Siempre zombi, nunca renacida, por Patricia del Río
Siempre zombi, nunca renacida, por Patricia del Río
Patricia del Río

Cuando César Acuña lanzó su candidatura, cierto sector de la población arrugó la nariz con cara de ¿y este qué se cree? Lo tildaban de informal, de haber construido su futuro político sobre la base de su negocio de universidades, lo acusaban de clientelista, y de representar cierto Perú chicha y advenedizo. Hay que reconocer que, en un inicio, las críticas giraban más en torno de prejuicios que de cuestiones objetivas. Al poco tiempo, sin embargo, lo que parecía simple miedo al candidato que venía de abajo empezó a arroparse de denuncias serias: seducción y embarazo de una menor de edad, compra de votos y la lluvia de plagios y más plagios.
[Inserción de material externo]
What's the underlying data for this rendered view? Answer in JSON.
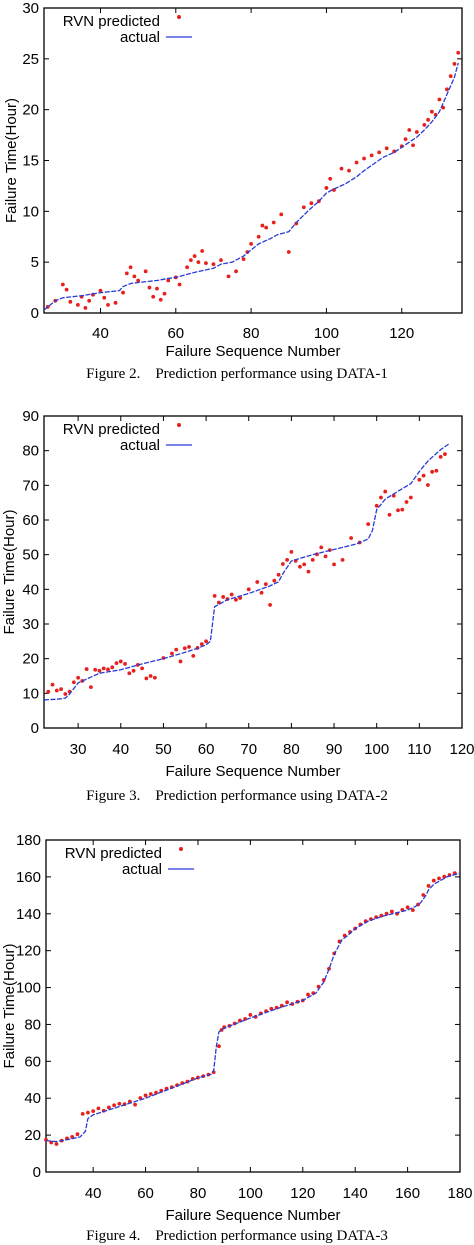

No habían pasado ni dos semanas desde su subidón en las encuestas y el beneficio de la duda ya no era aplicable para el candidato de Alianza para el Progreso. Las certezas se imponían a las dudas, y las pruebas dejaban en posición adelantada, uno a uno, a todos los que de manera oportunista, o convencidos del proyecto Acuña, se habían acercado a su candidatura (o a sus negocios, que es lo mismo pero no es igual). Algunos se alejaron rápido, otros desaparecieron de la foto (a Fernando Andrade, Marisol Espinoza y Humberto Lay dejó de vérseles en mítines y medios), y hasta el asesor que se creía todo lo podía (Luis Favre) se dio por vencido y salió despavorido en busca de un candidato menos “tramposo”, digamos.
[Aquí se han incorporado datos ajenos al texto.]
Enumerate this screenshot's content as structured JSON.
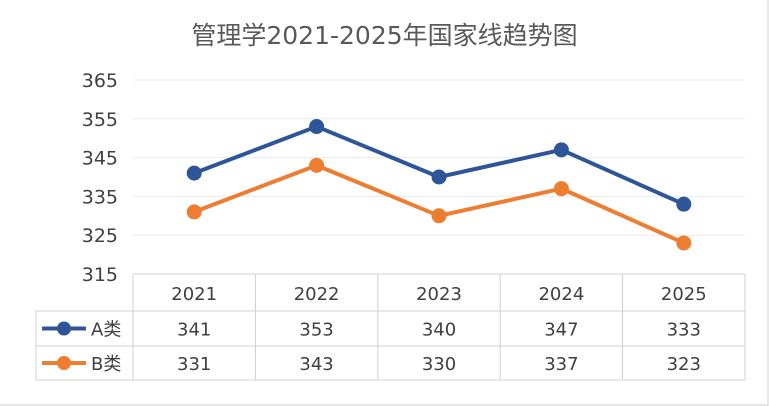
{
  "chart_data": {
    "type": "line",
    "title": "管理学2021-2025年国家线趋势图",
    "categories": [
      "2021",
      "2022",
      "2023",
      "2024",
      "2025"
    ],
    "series": [
      {
        "name": "A类",
        "values": [
          341,
          353,
          340,
          347,
          333
        ],
        "color": "#2E5597"
      },
      {
        "name": "B类",
        "values": [
          331,
          343,
          330,
          337,
          323
        ],
        "color": "#ED7D31"
      }
    ],
    "ylim": [
      315,
      365
    ],
    "yticks": [
      315,
      325,
      335,
      345,
      355,
      365
    ],
    "grid": true,
    "data_table": true
  }
}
Quien no se movió del lado del Chato fue la otrora defensora de la democracia Anel Townsend, una de las políticas más respetadas del país a quien de pronto ya no le importó pasearse por radios, canales, calles y plazas, recibiendo pullas, huevos, cebollas y preguntas imposibles de contestar. La Anel de Acuña se convirtió en un zombi político, en un cadáver caminante al que daba miedo acercarse por temor a que su inconsecuencia fuera contagiosa. Las hipótesis sobre por qué Anel Townsend se destruía a sí misma eran aún peores: unos decían que era por dinero, otros señalaban que estaba esperanzada en que una vez elegido Acuña lo vacaran por incapacidad moral, y así ella se convertiría en la primera presidenta del Perú. Argumentos casi tan difíciles de creer, como de entender su comportamiento. 
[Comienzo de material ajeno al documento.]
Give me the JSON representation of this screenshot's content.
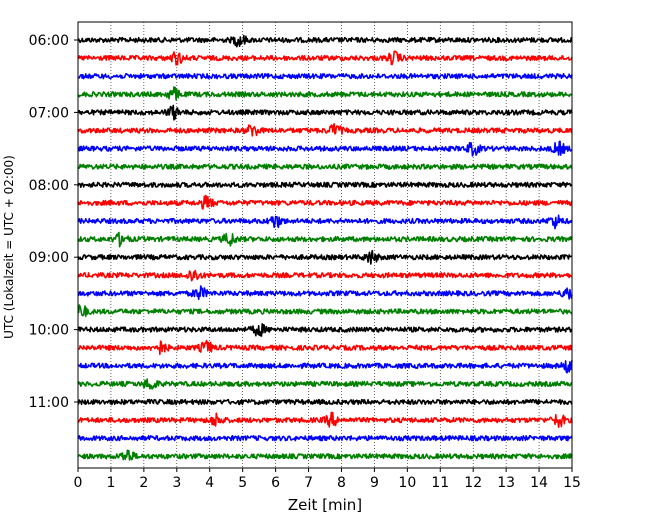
{
  "chart_data": {
    "type": "line",
    "title": "",
    "xlabel": "Zeit  [min]",
    "ylabel": "UTC (Lokalzeit = UTC + 02:00)",
    "xlim": [
      0,
      15
    ],
    "x_ticks": [
      "0",
      "1",
      "2",
      "3",
      "4",
      "5",
      "6",
      "7",
      "8",
      "9",
      "10",
      "11",
      "12",
      "13",
      "14",
      "15"
    ],
    "y_tick_labels": [
      "06:00",
      "07:00",
      "08:00",
      "09:00",
      "10:00",
      "11:00"
    ],
    "grid": "vertical dotted",
    "legend": "none",
    "trace_interval_min": 15,
    "trace_start": "06:00",
    "trace_count": 24,
    "trace_colors": [
      "#000000",
      "#ff0000",
      "#0000ff",
      "#008000"
    ],
    "events_min": [
      [
        4.9
      ],
      [
        3.0,
        9.6
      ],
      [],
      [
        2.9
      ],
      [
        2.9
      ],
      [
        5.3,
        7.8
      ],
      [
        12.0,
        14.6
      ],
      [],
      [],
      [
        3.9
      ],
      [
        6.0,
        14.5
      ],
      [
        1.3,
        4.6
      ],
      [
        8.9
      ],
      [
        3.5
      ],
      [
        3.7,
        14.9
      ],
      [
        0.1
      ],
      [
        5.5
      ],
      [
        2.5,
        3.9
      ],
      [
        14.9
      ],
      [
        2.2
      ],
      [],
      [
        4.2,
        7.7,
        14.6
      ],
      [],
      [
        1.5
      ]
    ]
  }
}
Hace unas semanas, sin embargo, a Anel Townsend se le presentó la posibilidad de enmendar tantos errores y horrores. Ante la renuncia del candidato a la vicepresidencia Humberto Lay, la candidatura de Acuña no solo quedó debilitada sino herida de muerte. Si Anel se le hubiera sumado en la partida, la sostenibilidad de un candidato sin plancha se hubiera hecho imposible o muy difícil. Hubiera quedado en claro que estaba solo y el Jurado Nacional de Elecciones hubiera podido declarar la candidatura de Acuña inviable. Pero eso no ocurrió. Anel dejó su candidatura del Congreso y decidió conservar la de la vicepresidencia para que fuera el pueblo el que elija lo que ella es incapaz de decidir.

Hubiera sido mucho más interesante que, como un gesto de decencia, Anel Townsend forzara con su renuncia la caída de la candidatura de Acuña. Pero se chupó. O aceptó un trato. O equivocó una vez más su concepto de democracia. Y a diferencia de Leo DiCaprio, se dejó devorar por el oso y dejó pasar su última oportunidad de ser una renacida de la política para seguir siendo una zombi.